Premiê da Eslováquia alerta sobre 'ameaças' de Kiev a Europa

O primeiro-ministro da Eslováquia, Robert Fico, afirmou nesta segunda-feira (6) que os países da União Europeia (UE) já podem "ver ao vivo" como a Ucrânia se comportaria caso se tornasse membro do bloco, sustentando que Kiev poderia até "ameaçar" os europeus com sua experiência militar.
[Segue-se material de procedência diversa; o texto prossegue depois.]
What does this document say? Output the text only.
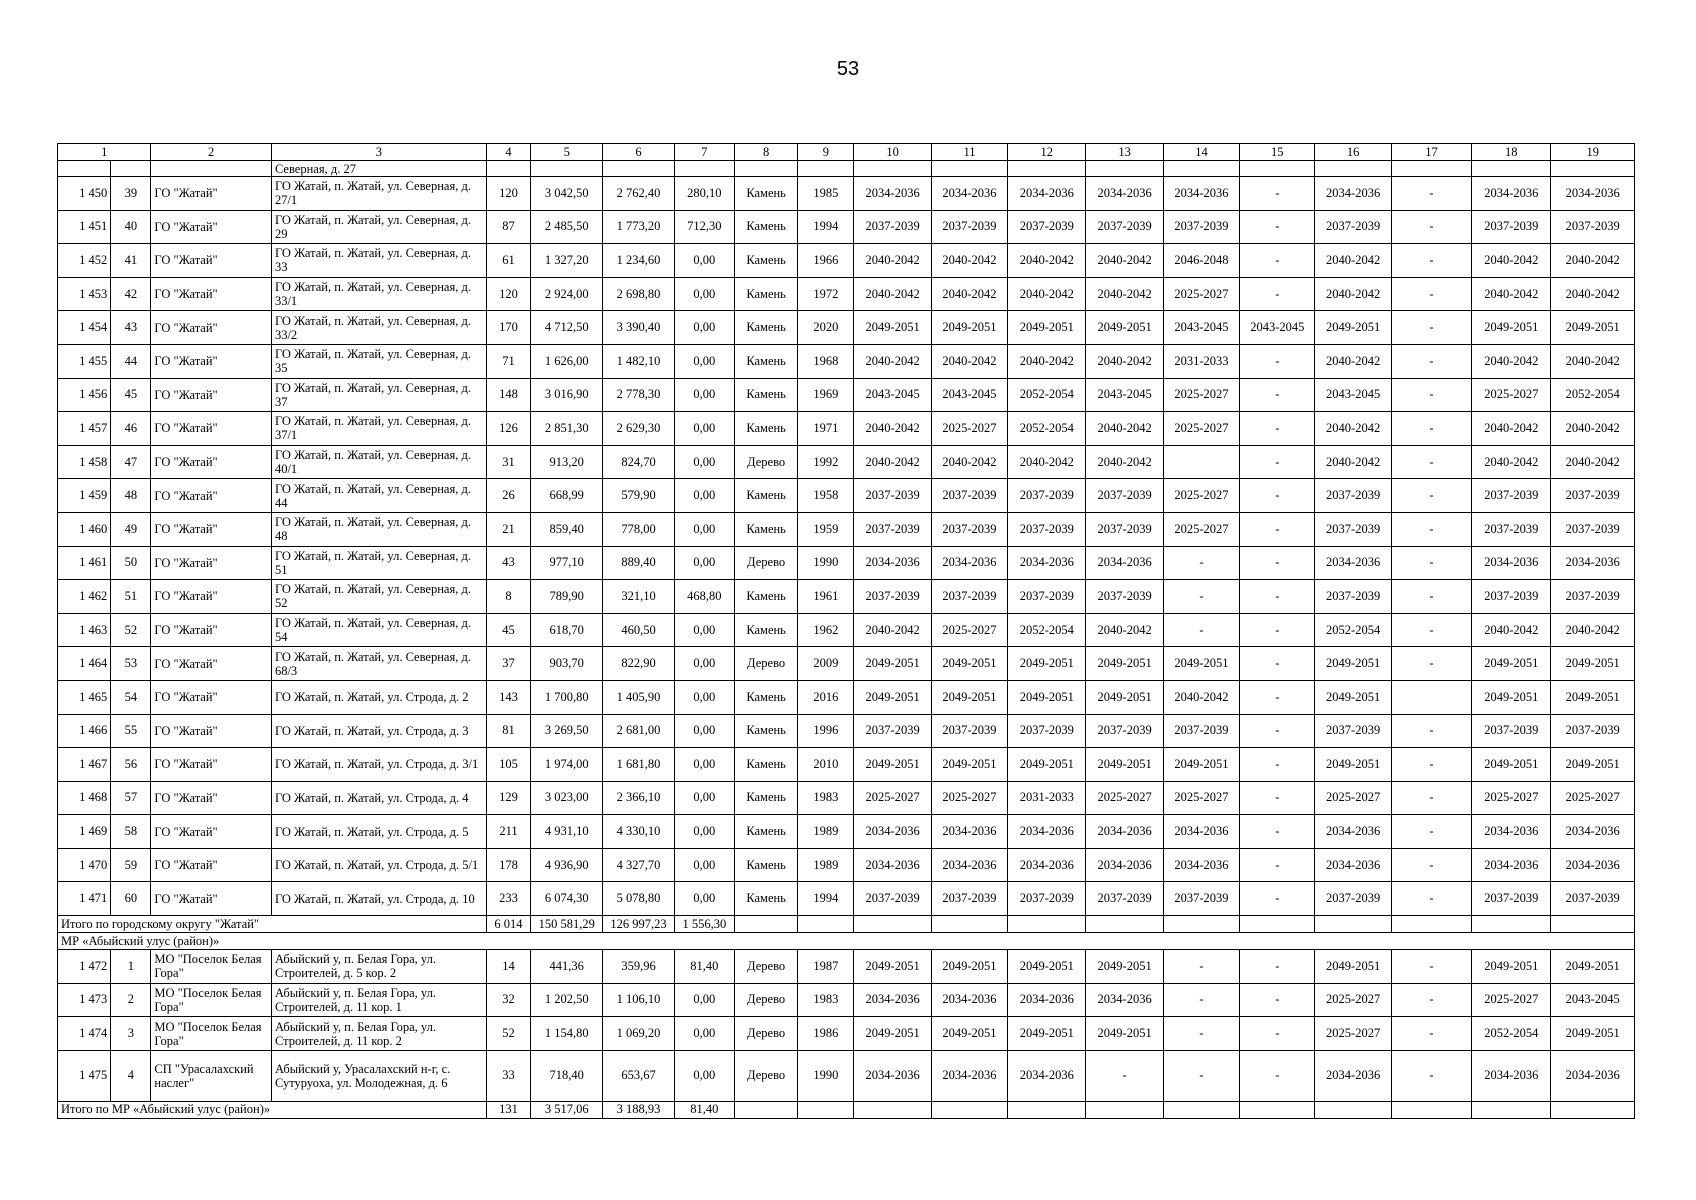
53
1		2	3	4	5	6	7	8	9	10	11	12	13	14	15	16	17	18	19
			Северная, д. 27																
1 450	39	ГО "Жатай"	ГО Жатай, п. Жатай, ул. Северная, д. 27/1	120	3 042,50	2 762,40	280,10	Камень	1985	2034-2036	2034-2036	2034-2036	2034-2036	2034-2036	-	2034-2036	-	2034-2036	2034-2036
1 451	40	ГО "Жатай"	ГО Жатай, п. Жатай, ул. Северная, д. 29	87	2 485,50	1 773,20	712,30	Камень	1994	2037-2039	2037-2039	2037-2039	2037-2039	2037-2039	-	2037-2039	-	2037-2039	2037-2039
1 452	41	ГО "Жатай"	ГО Жатай, п. Жатай, ул. Северная, д. 33	61	1 327,20	1 234,60	0,00	Камень	1966	2040-2042	2040-2042	2040-2042	2040-2042	2046-2048	-	2040-2042	-	2040-2042	2040-2042
1 453	42	ГО "Жатай"	ГО Жатай, п. Жатай, ул. Северная, д. 33/1	120	2 924,00	2 698,80	0,00	Камень	1972	2040-2042	2040-2042	2040-2042	2040-2042	2025-2027	-	2040-2042	-	2040-2042	2040-2042
1 454	43	ГО "Жатай"	ГО Жатай, п. Жатай, ул. Северная, д. 33/2	170	4 712,50	3 390,40	0,00	Камень	2020	2049-2051	2049-2051	2049-2051	2049-2051	2043-2045	2043-2045	2049-2051	-	2049-2051	2049-2051
1 455	44	ГО "Жатай"	ГО Жатай, п. Жатай, ул. Северная, д. 35	71	1 626,00	1 482,10	0,00	Камень	1968	2040-2042	2040-2042	2040-2042	2040-2042	2031-2033	-	2040-2042	-	2040-2042	2040-2042
1 456	45	ГО "Жатай"	ГО Жатай, п. Жатай, ул. Северная, д. 37	148	3 016,90	2 778,30	0,00	Камень	1969	2043-2045	2043-2045	2052-2054	2043-2045	2025-2027	-	2043-2045	-	2025-2027	2052-2054
1 457	46	ГО "Жатай"	ГО Жатай, п. Жатай, ул. Северная, д. 37/1	126	2 851,30	2 629,30	0,00	Камень	1971	2040-2042	2025-2027	2052-2054	2040-2042	2025-2027	-	2040-2042	-	2040-2042	2040-2042
1 458	47	ГО "Жатай"	ГО Жатай, п. Жатай, ул. Северная, д. 40/1	31	913,20	824,70	0,00	Дерево	1992	2040-2042	2040-2042	2040-2042	2040-2042		-	2040-2042	-	2040-2042	2040-2042
1 459	48	ГО "Жатай"	ГО Жатай, п. Жатай, ул. Северная, д. 44	26	668,99	579,90	0,00	Камень	1958	2037-2039	2037-2039	2037-2039	2037-2039	2025-2027	-	2037-2039	-	2037-2039	2037-2039
1 460	49	ГО "Жатай"	ГО Жатай, п. Жатай, ул. Северная, д. 48	21	859,40	778,00	0,00	Камень	1959	2037-2039	2037-2039	2037-2039	2037-2039	2025-2027	-	2037-2039	-	2037-2039	2037-2039
1 461	50	ГО "Жатай"	ГО Жатай, п. Жатай, ул. Северная, д. 51	43	977,10	889,40	0,00	Дерево	1990	2034-2036	2034-2036	2034-2036	2034-2036	-	-	2034-2036	-	2034-2036	2034-2036
1 462	51	ГО "Жатай"	ГО Жатай, п. Жатай, ул. Северная, д. 52	8	789,90	321,10	468,80	Камень	1961	2037-2039	2037-2039	2037-2039	2037-2039	-	-	2037-2039	-	2037-2039	2037-2039
1 463	52	ГО "Жатай"	ГО Жатай, п. Жатай, ул. Северная, д. 54	45	618,70	460,50	0,00	Камень	1962	2040-2042	2025-2027	2052-2054	2040-2042	-	-	2052-2054	-	2040-2042	2040-2042
1 464	53	ГО "Жатай"	ГО Жатай, п. Жатай, ул. Северная, д. 68/3	37	903,70	822,90	0,00	Дерево	2009	2049-2051	2049-2051	2049-2051	2049-2051	2049-2051	-	2049-2051	-	2049-2051	2049-2051
1 465	54	ГО "Жатай"	ГО Жатай, п. Жатай, ул. Строда, д. 2	143	1 700,80	1 405,90	0,00	Камень	2016	2049-2051	2049-2051	2049-2051	2049-2051	2040-2042	-	2049-2051		2049-2051	2049-2051
1 466	55	ГО "Жатай"	ГО Жатай, п. Жатай, ул. Строда, д. 3	81	3 269,50	2 681,00	0,00	Камень	1996	2037-2039	2037-2039	2037-2039	2037-2039	2037-2039	-	2037-2039	-	2037-2039	2037-2039
1 467	56	ГО "Жатай"	ГО Жатай, п. Жатай, ул. Строда, д. 3/1	105	1 974,00	1 681,80	0,00	Камень	2010	2049-2051	2049-2051	2049-2051	2049-2051	2049-2051	-	2049-2051	-	2049-2051	2049-2051
1 468	57	ГО "Жатай"	ГО Жатай, п. Жатай, ул. Строда, д. 4	129	3 023,00	2 366,10	0,00	Камень	1983	2025-2027	2025-2027	2031-2033	2025-2027	2025-2027	-	2025-2027	-	2025-2027	2025-2027
1 469	58	ГО "Жатай"	ГО Жатай, п. Жатай, ул. Строда, д. 5	211	4 931,10	4 330,10	0,00	Камень	1989	2034-2036	2034-2036	2034-2036	2034-2036	2034-2036	-	2034-2036	-	2034-2036	2034-2036
1 470	59	ГО "Жатай"	ГО Жатай, п. Жатай, ул. Строда, д. 5/1	178	4 936,90	4 327,70	0,00	Камень	1989	2034-2036	2034-2036	2034-2036	2034-2036	2034-2036	-	2034-2036	-	2034-2036	2034-2036
1 471	60	ГО "Жатай"	ГО Жатай, п. Жатай, ул. Строда, д. 10	233	6 074,30	5 078,80	0,00	Камень	1994	2037-2039	2037-2039	2037-2039	2037-2039	2037-2039	-	2037-2039	-	2037-2039	2037-2039
Итого по городскому округу "Жатай"				6 014	150 581,29	126 997,23	1 556,30												
МР «Абыйский улус (район)»																			
1 472	1	МО "Поселок Белая Гора"	Абыйский у, п. Белая Гора, ул. Строителей, д. 5 кор. 2	14	441,36	359,96	81,40	Дерево	1987	2049-2051	2049-2051	2049-2051	2049-2051	-	-	2049-2051	-	2049-2051	2049-2051
1 473	2	МО "Поселок Белая Гора"	Абыйский у, п. Белая Гора, ул. Строителей, д. 11 кор. 1	32	1 202,50	1 106,10	0,00	Дерево	1983	2034-2036	2034-2036	2034-2036	2034-2036	-	-	2025-2027	-	2025-2027	2043-2045
1 474	3	МО "Поселок Белая Гора"	Абыйский у, п. Белая Гора, ул. Строителей, д. 11 кор. 2	52	1 154,80	1 069,20	0,00	Дерево	1986	2049-2051	2049-2051	2049-2051	2049-2051	-	-	2025-2027	-	2052-2054	2049-2051
1 475	4	СП "Урасалахский наслег"	Абыйский у, Урасалахский н-г, с. Сутуруоха, ул. Молодежная, д. 6	33	718,40	653,67	0,00	Дерево	1990	2034-2036	2034-2036	2034-2036	-	-	-	2034-2036	-	2034-2036	2034-2036
Итого по МР «Абыйский улус (район)»				131	3 517,06	3 188,93	81,40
Em um vídeo publicado nas redes sociais, o premiê denunciou que Bruxelas "tolera" ataques ucranianos contra sua infraestrutura energética, o que, na atual crise agravada pela guerra contra o Irã, representa um "suicídio energético".
"Os principais atores da União Europeia agora podem ver ao vivo como a Ucrânia se comportaria se se tornasse membro da UE", afirmou Fico em mensagem. "Para que não aconteça de também nos ameaçarem com sua experiência militar se não receberem o que vão exigir", acrescentou.

Nesse sentido, Fico criticou a possibilidade de a UE conceder à Ucrânia um empréstimo de 90 bilhões de euros e afirmou que Bruxelas deveria rejeitar a medida ao observar as "ações realmente prejudiciais da liderança política ucraniana". Também declarou que a Eslováquia não participa desse empréstimo e classificou como "flagrante" o que descreveu como "zombaria" da Ucrânia em relação à Europa.
Fico acusou o regime de Kiev de ter sabotado o gasoduto Nord Stream e, posteriormente, desconectado a Eslováquia e a Hungria — e, com isso, a Europa Central — do fornecimento de petróleo, além de interromper o abastecimento de gás e atacar infraestruturas energéticas, o que, segundo ele, compromete a segurança energética europeia.
"Junto com a Hungria e outros países, lutamos para retomar o fornecimento pelo oleoduto Druzhba. E buscamos abrir os olhos da Comissão Europeia, que literalmente bate recordes mundiais de incompetência e cegueira ideológica", afirmou Fico, acrescentando que Bratislava e Budapeste vêm denunciando "os passos hostis" do líder do regime de Kiev, Vladimir Zelensky, contra países da UE e contra o bloco como um todo.
"É literalmente inacreditável como o presidente ucraniano se comporta diante dos pedidos da UE para que não ataque a infraestrutura de gás e petróleo", concluiu.
- Autoridades de Budapeste denunciaram em diversas ocasiões que o regime de Kiev tenta interferir no processo eleitoral húngaro por meio do financiamento do partido Tisza e de "chantagem política", através do bloqueio do fluxo de petróleo pelo oleoduto Druzhba, que atravessa território ucraniano e abastecia a Hungria e a Eslováquia com petróleo russo.
- Embora Kiev tenha atribuído a interrupção do funcionamento do oleoduto a danos causados por supostos ataques russos, Hungria e Eslováquia afirmam que se trata de uma retaliação por sua postura independente em relação ao conflito russo-ucraniano.
- Em meio a essas tensões, Budapeste e Bratislava suspenderam o fornecimento de diesel à Ucrânia.